Le paludisme, propagé par les moustiques anophèles, est l’une des maladies les plus mortelles au monde. Au Kenya, le paludisme reste un problème de santé majeur, en particulier pour les enfants de moins de cinq ans. Avec plus de 5 millions de cas signalés chaque année, le changement climatique devrait aggraver la situation en permettant à la maladie de se propager à de nouvelles régions.
Une nouvelle étude publiée dans le Revue internationale de géographie de la santé par des chercheurs de l’Institut suisse de santé publique et tropicale (Swiss TPH) et de l’Institut de recherche médicale du Kenya (KEMRI), offre des informations clés sur la manière dont les facteurs climatiques tels que les précipitations et la température, combinés aux changements socio-économiques tels que l’urbanisation et les interventions de lutte contre le paludisme, sont affectant la propagation du paludisme au Kenya.
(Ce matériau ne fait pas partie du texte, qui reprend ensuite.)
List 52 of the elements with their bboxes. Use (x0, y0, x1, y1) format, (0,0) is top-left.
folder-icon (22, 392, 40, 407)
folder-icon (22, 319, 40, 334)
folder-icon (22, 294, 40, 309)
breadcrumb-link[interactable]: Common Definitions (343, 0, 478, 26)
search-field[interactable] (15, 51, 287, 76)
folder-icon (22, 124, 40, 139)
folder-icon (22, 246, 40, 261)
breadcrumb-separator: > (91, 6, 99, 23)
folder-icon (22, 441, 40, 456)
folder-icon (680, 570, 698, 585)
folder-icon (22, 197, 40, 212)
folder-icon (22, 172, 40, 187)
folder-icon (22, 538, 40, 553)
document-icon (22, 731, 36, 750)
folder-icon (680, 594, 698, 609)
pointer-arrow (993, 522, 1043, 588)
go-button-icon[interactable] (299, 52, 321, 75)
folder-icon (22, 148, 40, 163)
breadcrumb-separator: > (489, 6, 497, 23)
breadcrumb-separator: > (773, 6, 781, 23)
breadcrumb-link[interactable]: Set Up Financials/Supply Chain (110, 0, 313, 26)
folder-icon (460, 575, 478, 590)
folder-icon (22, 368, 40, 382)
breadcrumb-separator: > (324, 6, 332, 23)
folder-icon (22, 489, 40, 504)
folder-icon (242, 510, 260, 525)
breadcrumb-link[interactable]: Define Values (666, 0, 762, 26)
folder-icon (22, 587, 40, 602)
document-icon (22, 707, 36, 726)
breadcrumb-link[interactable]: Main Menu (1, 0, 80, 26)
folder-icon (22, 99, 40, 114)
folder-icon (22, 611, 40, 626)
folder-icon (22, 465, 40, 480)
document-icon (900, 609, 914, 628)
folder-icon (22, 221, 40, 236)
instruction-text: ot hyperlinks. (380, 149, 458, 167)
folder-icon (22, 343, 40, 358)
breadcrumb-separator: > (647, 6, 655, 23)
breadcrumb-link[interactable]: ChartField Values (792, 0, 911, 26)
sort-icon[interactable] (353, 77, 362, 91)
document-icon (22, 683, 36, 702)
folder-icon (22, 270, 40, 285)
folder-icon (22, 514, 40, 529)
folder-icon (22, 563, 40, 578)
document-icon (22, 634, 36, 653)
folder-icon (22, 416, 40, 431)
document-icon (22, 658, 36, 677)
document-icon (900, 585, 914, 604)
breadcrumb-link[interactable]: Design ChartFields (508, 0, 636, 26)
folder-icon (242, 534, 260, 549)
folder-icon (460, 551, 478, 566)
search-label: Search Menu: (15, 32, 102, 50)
« En employant des modèles géostatistiques avancés basés sur des enquêtes nationales sur le paludisme menées entre 2015 et 2020, nous avons constaté que malgré une baisse globale du paludisme, il y avait une augmentation significative du risque de paludisme dans certaines régions, en particulier dans le nord du Kenya », a déclaré Bryan Nyawanda, chercheur scientifique. collaborateur chez Swiss TPH. « Nos résultats montrent que les mesures de santé publique doivent s’adapter rapidement pour lutter contre le paludisme dans un contexte environnemental changeant. »
Tendances du paludisme et facteurs climatiques
L’étude a révélé qu’entre 2015 et 2020, le Kenya a connu une baisse prometteuse de la prévalence globale du paludisme, passant de 8 % à 6 %, en particulier chez les enfants. Il y a eu une réduction de 31 % chez les enfants de moins de cinq ans et de 26 % chez les enfants âgés de 5 à 14 ans. Ces résultats reflètent l’impact positif des mesures de lutte contre le paludisme, en particulier l’utilisation de moustiquaires imprégnées d’insecticide (MII), de pulvérisations intradomiciliaires à effet rémanent (PID) et de traitements antipaludiques.
Cependant, dans le nord du Kenya, les cas de paludisme ont augmenté. Dans des endroits comme Turkana, le risque de paludisme a été multiplié par trois ou quatre. L’étude suggère que des précipitations et des températures plus élevées créent des conditions idéales pour la reproduction des moustiques ; et les changements dans l’utilisation des terres, tels que l’exploitation minière et la déforestation, pourraient avoir contribué à cette augmentation.
«La réduction globale du paludisme est encourageante, mais la forte augmentation dans certaines régions montre à quel point l’impact du changement climatique peut être imprévisible», a déclaré Penelope Vounatsou, responsable de l’unité de biostatistique du Swiss TPH. « Cela souligne la nécessité de stratégies plus localisées pour relever ces défis émergents. »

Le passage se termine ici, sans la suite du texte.